Immer wieder handelten die Gewerkschaften Regeln aus, die das Leben von Millionen Beschäftigten verbesserten: Zum Beispiel den arbeitsfreien Samstag („Samstags gehört Vati mir!“) oder Urlaubsgeld.

Basis dafür war und ist das Tarifvertragsgesetz.

Teure Tarifflucht

So erfolgreich das Gesetz auch war: Heute arbeiten immer weniger Beschäftigte in Deutschland nach Tarif. Über Jahrzehnte waren es 80 bis 90 Prozent. Aktuell sind es noch rund 50 Prozent.

Dieser Trend ist nicht zwangsläufig. Das zeigt ein Blick ins europäische Ausland. Dort gibt es in mehreren Staaten nach wie vor eine Tarifbindungsquote von 80 Prozent und mehr. Doch viele Unternehmen entziehen sich ihrer Verantwortung, kündigen Tarifverträge, steigen aus den Arbeitgeberverbänden aus.

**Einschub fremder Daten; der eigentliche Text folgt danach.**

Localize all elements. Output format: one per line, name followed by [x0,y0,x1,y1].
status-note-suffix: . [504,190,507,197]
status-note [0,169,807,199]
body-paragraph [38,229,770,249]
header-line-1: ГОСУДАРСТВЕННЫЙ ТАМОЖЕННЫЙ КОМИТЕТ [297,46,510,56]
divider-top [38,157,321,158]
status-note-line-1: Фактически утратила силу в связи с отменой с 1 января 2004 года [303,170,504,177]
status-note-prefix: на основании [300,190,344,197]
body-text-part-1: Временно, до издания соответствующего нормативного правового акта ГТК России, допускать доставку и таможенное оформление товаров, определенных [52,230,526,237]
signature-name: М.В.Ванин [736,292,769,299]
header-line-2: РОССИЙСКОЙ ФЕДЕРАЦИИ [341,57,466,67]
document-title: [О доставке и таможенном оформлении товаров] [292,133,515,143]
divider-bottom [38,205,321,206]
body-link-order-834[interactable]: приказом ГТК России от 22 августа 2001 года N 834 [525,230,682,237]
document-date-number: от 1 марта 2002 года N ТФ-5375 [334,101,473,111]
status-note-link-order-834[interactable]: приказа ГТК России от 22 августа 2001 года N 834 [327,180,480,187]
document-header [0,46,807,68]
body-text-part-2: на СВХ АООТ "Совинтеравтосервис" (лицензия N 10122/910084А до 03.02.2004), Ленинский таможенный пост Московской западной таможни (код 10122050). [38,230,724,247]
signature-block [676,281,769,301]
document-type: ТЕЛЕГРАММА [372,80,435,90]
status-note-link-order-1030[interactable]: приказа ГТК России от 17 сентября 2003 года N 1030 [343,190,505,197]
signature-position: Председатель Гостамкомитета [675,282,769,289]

Die Rechnung dafür bezahlen wir alle. Jedes Jahr entgehen der Allgemeinheit durch Tarifflucht rund 130 Milliarden Euro. Das hat der Deutsche Gewerkschafsbund (DGB) mit Zahlen des Statistischen Bundesamts ausgerechnet.

Einbußen bei der Kaufkraft machen rund 60 Milliarden Euro dieser Summe aus. Den Sozialversicherungen – Rente, Krankenkasse – entgehen rund 43 Milliarden pro Jahr. Und der Staat muss auf rund 27 Milliarden Euro an Steuereinnahmen verzichten.

Beschäftigte ohne Tarifvertrag verdienen im Schnitt 3022 Euro weniger im Jahr als Kolleginnen und Kollegen mit Tarif (netto).

Neue Regeln müssen her

Die IG Metall holt rechnerisch alle zwei Tage einen Betrieb in die Tarifbindung. Doch für eine flächendeckend höhere Tarifbindung ist auch die Politik gefragt.

Eine Forderung der Gewerkschaften lautet: Die Ampelkoalition soll das angekündigte Tariftreuegesetz umsetzen. Das würde bedeuten: Öffentliche Aufträge des Bundes gehen nur noch an Unternehmen, die nach Tarif zahlen. Der DGB fordert außerdem, dass Tarifverträge leichter für allgemeinverbindlich erklärt werden können. Die Verträge würden dann bundesweit für eine gesamte Branche gelten.

Auch Schlupflöcher wie Outsourcing – also die Abspaltung von Unternehmensteilen – müssen geschlossen werden. Denn dabei geht die Tarifbindung oft verloren.

Das Tarifvertragsgesetz wird 75. Aber es ist flexibel und deshalb immer noch zeitgemäß. Mit ein paar neuen Ideen kann es locker noch mal so alt werden.